Stellen Sie sich vor, Sie sind Sprachforscherin und reisen in den Urwald, um die Sprache eines noch unbekannten Volksstamms zu erforschen. Nach Tagen einsamer Wanderung sehen Sie in der Ferne die ersten Bewohner.
Sie verstecken sich, installieren das Richtmikrofon und legen Ihr Notizbuch bereit. Die ersten Laute, die Sie vernehmen, klingen fremd: «kabauk», «teenog saag», «lendron menai». Sie verstehen Bahnhof.
Was bedeutet «Gavagai»?
Dann aber ereignet sich eine interessante Situation: Ein Hase hoppelt vorbei, woraufhin ein Mann aufsteht, auf den Hasen zeigt und ruft: «Gavagai!».

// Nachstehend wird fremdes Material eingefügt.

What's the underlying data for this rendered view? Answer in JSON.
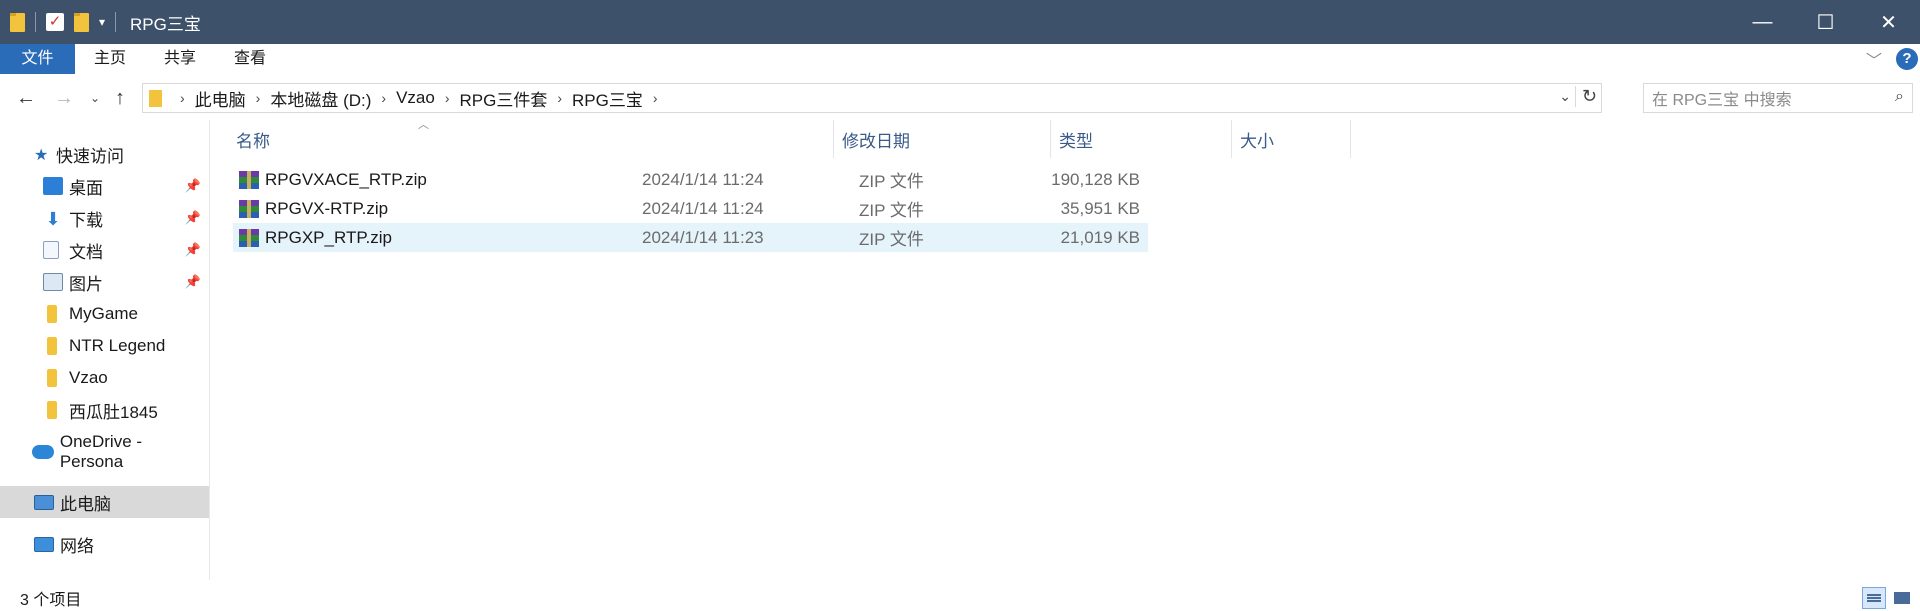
{
  "window": {
    "title": "RPG三宝"
  },
  "ribbon": {
    "tabs": [
      "文件",
      "主页",
      "共享",
      "查看"
    ]
  },
  "address": {
    "crumbs": [
      "此电脑",
      "本地磁盘 (D:)",
      "Vzao",
      "RPG三件套",
      "RPG三宝"
    ],
    "search_placeholder": "在 RPG三宝 中搜索"
  },
  "sidebar": {
    "items": [
      {
        "label": "快速访问",
        "icon": "star-icon",
        "pinned": false
      },
      {
        "label": "桌面",
        "icon": "desktop-icon",
        "pinned": true
      },
      {
        "label": "下载",
        "icon": "download-icon",
        "pinned": true
      },
      {
        "label": "文档",
        "icon": "document-icon",
        "pinned": true
      },
      {
        "label": "图片",
        "icon": "pictures-icon",
        "pinned": true
      },
      {
        "label": "MyGame",
        "icon": "folder-icon",
        "pinned": false
      },
      {
        "label": "NTR Legend",
        "icon": "folder-icon",
        "pinned": false
      },
      {
        "label": "Vzao",
        "icon": "folder-icon",
        "pinned": false
      },
      {
        "label": "西瓜肚1845",
        "icon": "folder-icon",
        "pinned": false
      },
      {
        "label": "OneDrive - Persona",
        "icon": "cloud-icon",
        "pinned": false
      },
      {
        "label": "此电脑",
        "icon": "computer-icon",
        "pinned": false
      },
      {
        "label": "网络",
        "icon": "network-icon",
        "pinned": false
      }
    ]
  },
  "columns": {
    "name": "名称",
    "date": "修改日期",
    "type": "类型",
    "size": "大小"
  },
  "files": [
    {
      "name": "RPGVXACE_RTP.zip",
      "date": "2024/1/14 11:24",
      "type": "ZIP 文件",
      "size": "190,128 KB"
    },
    {
      "name": "RPGVX-RTP.zip",
      "date": "2024/1/14 11:24",
      "type": "ZIP 文件",
      "size": "35,951 KB"
    },
    {
      "name": "RPGXP_RTP.zip",
      "date": "2024/1/14 11:23",
      "type": "ZIP 文件",
      "size": "21,019 KB"
    }
  ],
  "status": {
    "count": "3 个项目"
  },
  "colors": {
    "titlebar": "#3e516b",
    "accent": "#2a6cb8",
    "selection": "#e5f3fb"
  }
}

Sofort zücken Sie Ihr Notizbuch und schreiben: «Gavagai = Hase». Aber halt: Warum sind Sie da so sicher? Könnte der Ausdruck «Gavagai» nicht auch «Unser Abendessen!», «Auf zur Jagd!» oder «Heute gibt’s ein Gewitter» bedeuten?
Quine und die Unbestimmtheit der Übersetzung
Dieses sprachphilosophische Gedankenexperiment stammt von dem amerikanischen Philosophen Willard Van Orman Quine. Er möchte damit zeigen, dass jede Übersetzung auf wackligen Füssen steht und es immer mehrere Möglichkeiten gibt, eine fremde Sprache zu übersetzen.
«Gavagai = Hase» ist zunächst nur eine Hypothese, die sich angesichts des weiteren Sprachgebrauchs des Volksstammes bewähren muss. Wenn sich zeigen sollte, dass die Sprecher auch bei vorüberkriechenden Schlangen «Gavagai» rufen, dann wird die Hypothese «Gavagai = Hase» unglaubwürdig.
Vieldeutige Wörter, vieldeutige Gesten
Auch ein direktes Kommunizieren mit den Bewohnern des indigenen Volksstamms würde nicht helfen. Angenommen, Sie könnten aus Ihrem Versteck auftauchen, mit einem Hasen in den Händen auf die Indigenen zugehen und fragen «Gavagai?».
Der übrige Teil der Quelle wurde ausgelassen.